When stories don’t feel good

I’m very late getting to this dissection of a StoryCorps segment last month but since I relayed it on NewsCut I should get complaints into the record, although it did not generate controversy on this blog.

It was the story of Dr. Joseph Linsk, in failing health at 94 and feeling regretful that he stole $2 intended for his family’s cleaning leady, who was African American and who couldn’t get another job in town after Linsk’s mother blamed her for the theft.

I didn’t frame it the way NPR did and perhaps that’s why it generated no complaints on this site. I placed it in the context of a subject I touch on from time to time: regret. NPR, on the other hand, asked if it’s ever too late to make amends. The answer is obvious in this story: Yes, it’s too late and the only issue is what’s left to do with regret at 94?

On her NPR website column, ombudsman Elizabeth Jensen relayed a letter from Wisconsin that objected.

Sometimes shame and shaming are appropriate feelings and responses to terrible evil, in this case keeping a secret for 86 years that likely harmed generations of lives. The act of an 8-year-old may be forgivable. Waiting nearly a century to try to seek amends is horrific. My complaint here, though, is NPR’s irresponsible reporting on this story. Only a white organization, with white reporters, white producers/editors, and white leadership would think this was a good way to report on the story. ‘Let’s help this poor old rich white man feel better.'”

StoryCorps posted this response on its Facebook page:

We want to acknowledge the tone of comments on this thread. This story is painful to hear. It is unsettling, not only in its specificity, but also in the fact that anyone with a sense of U.S. history knows that there are countless stories like this one that have never been told, countless people of color who have been taken advantage of, countless who have been suspect based on the color of their skin, and countless wrongs that have never been made right.

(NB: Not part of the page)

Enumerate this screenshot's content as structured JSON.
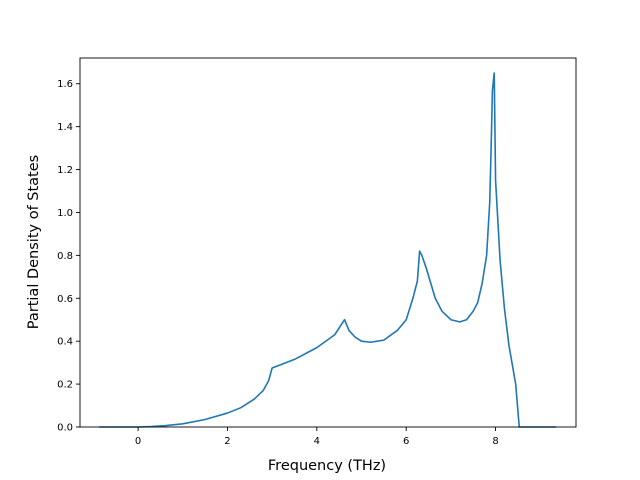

This story doesn’t include Pearl’s point of view or version of events. It’s one half of the story, since neither Pearl nor her children have a voice in it. We knew Pearl is no longer living, so we tried to locate descendants to see if they had heard this story and would be willing to tell what happened to Pearl after these events. When our search ran dry, we decided to ask for help from the general public locating her descendants. We are following up on your leads.

This is a story that was based on the memory of an 8-year-old child’s experience from more than 80 years ago; it is a slice taken from a man’s life and in no way a complete accounting of who Dr. Linsk has been personally or professionally throughout his life. But this story isn’t his alone — it’s part of our story as a country.

We value that Dr. Linsk shared his story and we are grateful for his openness. We hope this story, like the others that we share at StoryCorps, helps us make sense of our world and ourselves. As James Baldwin wrote, “Not everything that is faced can be changed; but nothing can be changed until it is faced.”

StoryCorps is an exception segment on the radio with valuable intent. People’s lives need to be shared even if they don’t make us feel good. We’ve gotten accustomed to the Friday morning segment making us feel good. But life isn’t like that. Sometimes it fills us with regret and sadness and that fact shouldn’t make us shy away from the stories.

For her part, Jensen suggested the problem may have been that StoryCorps tried to stuff a non feel-good life’s story into a feel-good template.